Along with understanding the exhaustion and demoralization that comes from having nowhere safe to sleep and no access to such facilities as public restrooms.
“We have cried more times than I can count. We have even gotten in huge rageful fights with one another, each time we were so far in survival mode living on the streets with these youth,” she explained. “Jill and I understand now where the violence comes from. It comes from having to be dehumanized every single day from one thing, one person, one experience after another. The pain, fear, and anger are relentless. How these youth have any hope at all is a miracle.”
The Road Ahead
And yet, said Noble, the youth she has met still hope for and dream of a future where they have a place — especially youth the two have met in Salt Lake City.
“LGBTQ homeless youth in Salt lake City are some of the most hardcore youth we have met,” she said. “People so quickly forget. Because Utah has no youth shelter, EVERY HOMELESS YOUTH in Salt Lake City lives on the street. Every single one. There is literally no where else for them to go. Unless it is into the slimy bed of a child predator.”
Given that Salt Lake City has roughly 855 homeless youth (43 percent of whom identify as gay, lesbian, bisexual, transgender or “other than straight), according to recent data collected by the city’s Homeless Youth Resource Center, Noble said that residents have a “moral responsibility” to make sure these youth are housed and safe. In fact, Noble thinks that the valley’s many gay, lesbian, bisexual and transgender-headed households would be excellent places for them.
She noted, however, that often “the governing forces of Utah” get in the way of attempts to get these youth off the streets.
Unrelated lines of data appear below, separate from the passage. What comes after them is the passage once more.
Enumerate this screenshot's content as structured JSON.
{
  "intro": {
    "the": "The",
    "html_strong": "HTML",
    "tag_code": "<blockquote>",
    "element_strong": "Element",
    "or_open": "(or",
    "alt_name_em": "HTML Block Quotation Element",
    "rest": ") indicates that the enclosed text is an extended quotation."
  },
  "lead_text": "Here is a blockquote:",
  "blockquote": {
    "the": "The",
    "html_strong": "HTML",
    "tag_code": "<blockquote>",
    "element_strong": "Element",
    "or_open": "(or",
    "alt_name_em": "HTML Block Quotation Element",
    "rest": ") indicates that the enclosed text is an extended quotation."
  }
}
This is a phenomenon that QSaltLake has written about before, in our last article about the state of homeless youth in Utah dated Aug. 2008.
Currently, state law often limits what organizations, including the Utah Pride Center and the Homeless Youth Resource Center can do for homeless youth who are under 18.
“Legally in this state there’s not much we can do for them without parental approval,” Rachel McNeil, the Utah Pride Center’s then-Youth Programs Director, told _QSaltLake_ last year. “As a social service agency we can serve homeless youth for up to eight hours without calling Child Protective Services or getting parental permission, and then they’ll check and see if the youth has been reported as a runaway.”
Further, there are simply not a lot of safe places for Salt Lake City’s homeless youth to stay during the night, as both centers are equipped only to serve drop-in clients.
Noble is hoping to help change that, not just in her home city but all over America. As the pair make their way back to Salt Lake Valley, Noble said they are working to create a national youth network “to help with the future of Operation Shine America.” She noted that 200 youth in a number of cities have already signed up to participate in a 2010 event, which the two are planning.
“ When I get back home to Utah, everyone better be ready because we are bringing a national youth network with us. And we are going to push hard for radical changes now,” she said. “”Homeless LGBTQ youth will be our focus until there is a secure and radical change in the way [they’ are perceived and treated in the United States. This can not be solved by drop in centers, shelters and food boxes alone. The hearts and minds of the American people have to change. Until every LGBTQ citizen is treated with dignity and respect, homeless LGBTQ children as young as 12 will continue to die on the streets of America.”